Throughout the Gospel Jesus’ enemies charge that He
“makes himself equal to God” (5:18) and “makes himself God” (10:34). John records Jesus’ own words,
“I and My Father are one” and the reaction they prompted,
“Then the Jews took up stones again to stone Him” (John 10:30-31).
The evangelist concludes the Gospel with the same teaching, expressed in Thomas’ confession of Christ as Lord and God. And if the reader still doesn’t get it, he adds
“…these are written that you may believe that Jesus is the Christ, the Son of God and that believing you may have life in His name” (John 20:31). From its beginning and throughout to its end the Gospel of John proclaims again and again that Jesus is the Son of God.
And Yet Truly One of Us
In the first centuries after Christ there was a great deal of controversy concerning the nature of Christ. Was He God? Was He Man? How could He be both? One group in that period, the Docetists, stressed the divinity of Christ to such a degree that they minimized His humanity. How could the Son of God really die on the cross, they wondered. Their answer was that it would be improper for Him to actually suffer in this way; and so, they reasoned, He only seemed to die.
St Athanasius the Great examined the question more closely. He saw Christ’s humanity as real but transformed by the presence of the Word of God. “The body of the Word, he wrote, “being a real human body, in spite of its having been uniquely formed from a virgin, was of itself mortal and, like other bodies, liable to death. But the indwelling of the Word loosed it from this natural liability, so that corruption could not touch it. Thus it happened that two opposite marvels took place at once: the death of all mankind was consummated in the Lord’s body; yet, because the Word was in it, death and corruption were by the same act utterly abolished.”
Not only did the Lord, being mortal, have to die as mortals do, Athanasius continued; He could only die at the hands of others. “The death of men under ordinary circumstances is the result of their natural weakness. They are essentially impermanent, so after a time they fall ill and, when worn out, they die.
“But the Lord is not like that. He is not weak. He is the Power of God, the Word of God and very Life Itself. If He had died quietly in His bed like other men, it would have looked… as though He was indeed no more than other men.”
“He accepted and bore upon the cross a death inflicted by others – and those others His special enemies – a death which was to them supremely unbearable and terrible to face. He did this in order that, by destroying even this death, He might Himself be believed to be the Life, and the power of death be recognized as finally annulled. A marvelous and mighty paradox has thus occurred, for the death they thought to inflict on Him as dishonor and disgrace has become the glorious monument to death’s defeat” (
On the Incarnation 21, 24).
Truly slain as true Man and truly risen as Lord and God – to Jesus the Word of God incarnate be glory forever and ever!

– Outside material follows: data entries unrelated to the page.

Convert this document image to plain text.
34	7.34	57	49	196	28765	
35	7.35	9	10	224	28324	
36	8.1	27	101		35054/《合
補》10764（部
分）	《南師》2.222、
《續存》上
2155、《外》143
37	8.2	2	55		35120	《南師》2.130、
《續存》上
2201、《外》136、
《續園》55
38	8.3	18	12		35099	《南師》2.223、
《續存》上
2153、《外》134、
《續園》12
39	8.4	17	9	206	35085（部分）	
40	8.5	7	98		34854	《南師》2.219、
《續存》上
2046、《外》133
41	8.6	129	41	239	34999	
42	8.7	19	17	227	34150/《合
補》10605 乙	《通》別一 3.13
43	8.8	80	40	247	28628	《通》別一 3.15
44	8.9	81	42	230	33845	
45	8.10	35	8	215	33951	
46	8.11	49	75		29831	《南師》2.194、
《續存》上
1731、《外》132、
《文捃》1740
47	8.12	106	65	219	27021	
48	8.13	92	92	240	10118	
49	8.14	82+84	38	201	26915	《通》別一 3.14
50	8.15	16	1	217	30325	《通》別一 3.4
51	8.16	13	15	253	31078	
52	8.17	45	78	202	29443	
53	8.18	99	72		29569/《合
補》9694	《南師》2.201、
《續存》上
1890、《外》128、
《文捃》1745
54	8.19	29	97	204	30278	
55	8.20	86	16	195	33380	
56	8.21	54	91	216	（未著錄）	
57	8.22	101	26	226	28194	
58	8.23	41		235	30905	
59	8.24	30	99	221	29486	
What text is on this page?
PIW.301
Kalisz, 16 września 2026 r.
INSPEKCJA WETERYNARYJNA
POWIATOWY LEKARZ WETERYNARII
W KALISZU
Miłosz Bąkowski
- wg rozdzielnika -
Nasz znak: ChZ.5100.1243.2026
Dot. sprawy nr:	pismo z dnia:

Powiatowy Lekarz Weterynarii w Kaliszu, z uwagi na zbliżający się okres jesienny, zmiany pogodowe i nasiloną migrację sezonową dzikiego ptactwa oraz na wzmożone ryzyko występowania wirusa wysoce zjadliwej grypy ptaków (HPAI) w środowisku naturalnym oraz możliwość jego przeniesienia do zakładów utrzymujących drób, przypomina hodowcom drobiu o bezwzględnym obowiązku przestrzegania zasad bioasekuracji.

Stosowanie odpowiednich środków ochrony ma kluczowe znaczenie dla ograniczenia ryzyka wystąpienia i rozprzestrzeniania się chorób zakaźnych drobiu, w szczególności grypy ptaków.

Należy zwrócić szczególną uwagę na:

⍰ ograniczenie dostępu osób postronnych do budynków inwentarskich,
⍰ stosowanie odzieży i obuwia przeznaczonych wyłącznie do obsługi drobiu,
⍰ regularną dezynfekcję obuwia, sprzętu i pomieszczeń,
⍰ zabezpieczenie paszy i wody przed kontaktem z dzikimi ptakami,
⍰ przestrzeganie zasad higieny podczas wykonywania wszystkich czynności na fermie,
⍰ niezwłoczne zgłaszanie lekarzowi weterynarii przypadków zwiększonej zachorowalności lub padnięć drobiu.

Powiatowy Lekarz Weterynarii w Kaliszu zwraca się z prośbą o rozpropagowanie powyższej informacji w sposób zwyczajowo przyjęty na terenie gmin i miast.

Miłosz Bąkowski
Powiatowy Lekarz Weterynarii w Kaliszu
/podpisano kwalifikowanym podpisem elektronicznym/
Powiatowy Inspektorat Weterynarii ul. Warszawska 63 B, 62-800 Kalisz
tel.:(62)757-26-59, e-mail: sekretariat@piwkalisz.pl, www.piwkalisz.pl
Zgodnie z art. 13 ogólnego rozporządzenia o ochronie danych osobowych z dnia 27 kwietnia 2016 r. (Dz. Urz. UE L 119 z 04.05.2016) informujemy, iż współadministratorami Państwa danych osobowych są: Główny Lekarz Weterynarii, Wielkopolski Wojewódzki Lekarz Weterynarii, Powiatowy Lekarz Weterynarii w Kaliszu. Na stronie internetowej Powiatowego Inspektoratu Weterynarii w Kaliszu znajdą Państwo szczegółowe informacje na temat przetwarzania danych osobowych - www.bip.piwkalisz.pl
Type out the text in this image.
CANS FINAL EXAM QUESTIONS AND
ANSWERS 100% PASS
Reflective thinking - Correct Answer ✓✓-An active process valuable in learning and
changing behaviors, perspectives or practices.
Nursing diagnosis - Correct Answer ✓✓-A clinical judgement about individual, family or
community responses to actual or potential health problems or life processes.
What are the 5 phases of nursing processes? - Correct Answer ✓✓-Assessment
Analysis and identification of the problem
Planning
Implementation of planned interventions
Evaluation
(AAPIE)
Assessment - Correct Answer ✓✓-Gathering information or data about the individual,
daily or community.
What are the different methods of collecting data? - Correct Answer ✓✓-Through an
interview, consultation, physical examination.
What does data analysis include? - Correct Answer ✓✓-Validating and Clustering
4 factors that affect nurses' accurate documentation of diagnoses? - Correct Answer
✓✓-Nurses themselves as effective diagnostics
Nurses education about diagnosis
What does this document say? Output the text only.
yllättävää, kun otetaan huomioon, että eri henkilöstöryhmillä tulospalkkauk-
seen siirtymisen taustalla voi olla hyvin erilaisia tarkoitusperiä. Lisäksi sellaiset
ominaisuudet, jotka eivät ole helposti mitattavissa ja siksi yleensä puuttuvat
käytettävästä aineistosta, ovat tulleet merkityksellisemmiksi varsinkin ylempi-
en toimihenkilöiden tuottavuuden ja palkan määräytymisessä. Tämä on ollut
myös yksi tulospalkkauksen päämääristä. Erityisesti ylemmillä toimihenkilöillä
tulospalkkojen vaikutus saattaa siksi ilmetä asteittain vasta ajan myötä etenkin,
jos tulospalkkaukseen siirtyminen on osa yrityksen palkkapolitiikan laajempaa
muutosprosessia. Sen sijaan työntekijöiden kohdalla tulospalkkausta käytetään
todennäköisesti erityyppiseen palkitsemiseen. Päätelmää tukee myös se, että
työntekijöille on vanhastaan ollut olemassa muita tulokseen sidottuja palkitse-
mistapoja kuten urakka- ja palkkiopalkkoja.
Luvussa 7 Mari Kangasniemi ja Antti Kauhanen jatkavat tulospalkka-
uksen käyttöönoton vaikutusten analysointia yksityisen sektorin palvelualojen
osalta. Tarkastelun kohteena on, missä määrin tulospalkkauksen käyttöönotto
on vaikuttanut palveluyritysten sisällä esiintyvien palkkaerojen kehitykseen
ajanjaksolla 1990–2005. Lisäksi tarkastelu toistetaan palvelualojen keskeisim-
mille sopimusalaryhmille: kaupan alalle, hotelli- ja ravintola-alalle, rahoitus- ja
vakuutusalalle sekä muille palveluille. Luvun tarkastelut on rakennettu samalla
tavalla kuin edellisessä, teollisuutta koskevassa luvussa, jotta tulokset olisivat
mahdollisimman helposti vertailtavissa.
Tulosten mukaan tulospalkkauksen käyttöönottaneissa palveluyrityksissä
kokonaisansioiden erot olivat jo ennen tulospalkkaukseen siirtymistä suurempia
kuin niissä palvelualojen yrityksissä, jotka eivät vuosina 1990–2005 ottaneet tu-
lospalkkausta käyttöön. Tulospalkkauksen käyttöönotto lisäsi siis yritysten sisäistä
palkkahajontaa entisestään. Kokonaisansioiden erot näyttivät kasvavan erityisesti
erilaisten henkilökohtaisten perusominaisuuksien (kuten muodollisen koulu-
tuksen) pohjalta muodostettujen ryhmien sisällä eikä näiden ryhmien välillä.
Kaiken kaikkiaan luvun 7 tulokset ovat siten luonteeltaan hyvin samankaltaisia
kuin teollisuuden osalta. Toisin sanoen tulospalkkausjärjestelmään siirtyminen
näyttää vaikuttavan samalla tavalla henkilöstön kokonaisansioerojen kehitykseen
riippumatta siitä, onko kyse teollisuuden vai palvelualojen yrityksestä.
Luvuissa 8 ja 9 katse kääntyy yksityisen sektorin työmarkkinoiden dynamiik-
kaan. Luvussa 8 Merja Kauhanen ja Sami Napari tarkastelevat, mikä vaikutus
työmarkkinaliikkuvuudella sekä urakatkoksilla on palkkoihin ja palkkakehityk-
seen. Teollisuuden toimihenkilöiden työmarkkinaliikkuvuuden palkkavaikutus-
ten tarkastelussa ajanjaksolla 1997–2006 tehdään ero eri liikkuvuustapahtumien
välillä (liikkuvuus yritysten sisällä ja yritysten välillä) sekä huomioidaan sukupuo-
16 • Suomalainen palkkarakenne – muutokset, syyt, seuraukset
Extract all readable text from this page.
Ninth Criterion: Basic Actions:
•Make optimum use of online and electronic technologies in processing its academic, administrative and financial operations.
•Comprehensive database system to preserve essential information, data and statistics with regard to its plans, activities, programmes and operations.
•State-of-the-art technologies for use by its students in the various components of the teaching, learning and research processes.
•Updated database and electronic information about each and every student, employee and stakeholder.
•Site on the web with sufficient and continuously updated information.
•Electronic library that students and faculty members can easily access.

A Reflection for Thomas Sunday
Based on the Homily for April 13th, “On Thomas’ Proof by Experience,” in The Prolog from Ochrid by St. Nikolai Velimirovich and adapted by Anna W. Strelka.
When the apostle Thomas touched the wounds of the Lord Jesus, he cried:
My Lord and my God.
When Mary Magdalen heard the voice of the Risen One in the garden she exclaimed in her soul
My Lord and my God.
When Saul saw the light and heard the words of the Risen One he acknowledged
My Lord and my God.
When the pagans saw how countless martyrs endured terrible sufferings with joy they asked, “Who is this Christ?” and the martyrs acknowledged
My Lord and my God.
When people ridiculed the army of monks and asked them, “For whom do you take on these ascetic labors?” the monks had one reply:
My Lord and my God.
When people ridiculed maidens vowed to virginity and asked them, “For whom do you give up marriage?” the maidens had one reply:
My Lord and my God.
When lovers of money asked those who gave up their wealth, “For whose sake did you give up your riches and become poor?” they answered the same thing:
My Lord and my God.
Some saw Him and said
My Lord and my God.
Some only heard Him and said
My Lord and my God.
Some touched Him and said
My Lord and my God.
Some perceived Him in the fabric of events and in the destinies of peoples and said
My Lord and my God.
Some came to know Him by some sign and cried out
My Lord and my God.
Some felt His presence in their lives and cried out
My Lord and my God.
And some heard about Him from others, yet believed and cried out:
My Lord and my God.
Truly these last are the most blessed!